Stuart Cobb (above) will be a familiar name to many of you. His introduction to Rett syndrome came courtesy of Adrian Bird as co-author on the now famous reversal experiment paper, which demonstrated that Rett symptoms were reversible in mice. With almost $3 million in RSRT funding, Stuart has explored a variety of strategies to boost levels of MECP2 protein in the brain, including gene replacement, RNA trans-splicing, and protein replacement.
He was one of the four members of RSRT’s original Gene Therapy Consortium, along with Steve Gray, PhD, Brian Kaspar, PhD, and Gail Mandel, PhD. Remarkably, all of the academic Rett programs pursued by these four scientists have now transitioned to companies. Steve Gray’s program was licensed by Taysha Gene Therapies, Brian Kaspar’s by AveXis (later terminated by Novartis), Stuart Cobb’s by Neurogene, and Gail Mandel’s RNA editing work by Vico Therapeutics.
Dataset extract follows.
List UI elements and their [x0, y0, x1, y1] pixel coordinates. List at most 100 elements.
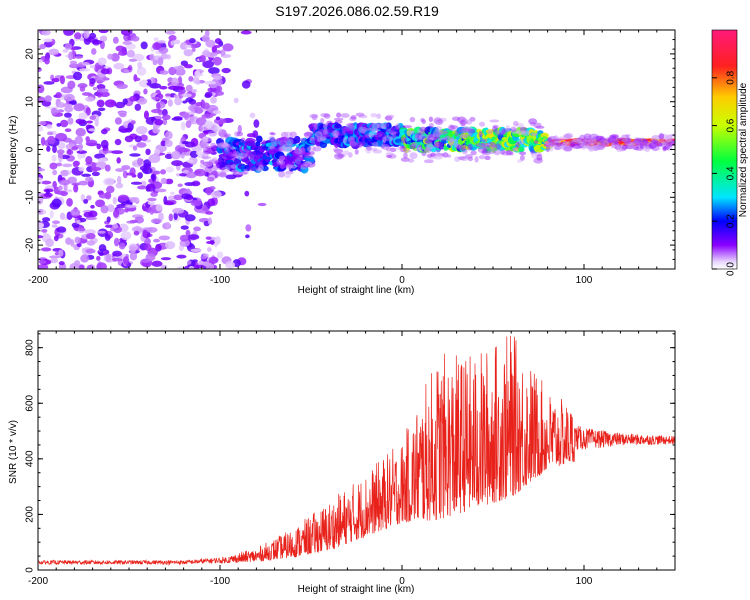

Today’s announcement is a prime example of the impact of the families that fundraise for RSRT and your donations. You made it possible for RSRT to commit $7 million to these four investigators. Those dollars are now being leveraged by these companies to develop clinical trials and, we hope in the not-too-distant future, change our children’s lives. This is also an opportunity for me to thank the RSRT board for its confidence and trust in our team, as well as international Rett organizations such as Reverse Rett in the UK, the Rett Syndrome Research & Treatment Association in Israel, and Rett Syndrome Deutschland, which have been especially supportive of our gene replacement efforts. We wouldn’t be where we are without each of these very important constituents.
Developing a genetic-based medicine is difficult and risky. I am thrilled that we now have an eighth company pushing aggressively to advance their Rett program. The richer the pipeline of development programs, the better off our community is.
Please join me in welcoming Neurogene to our community and wishing them Godspeed.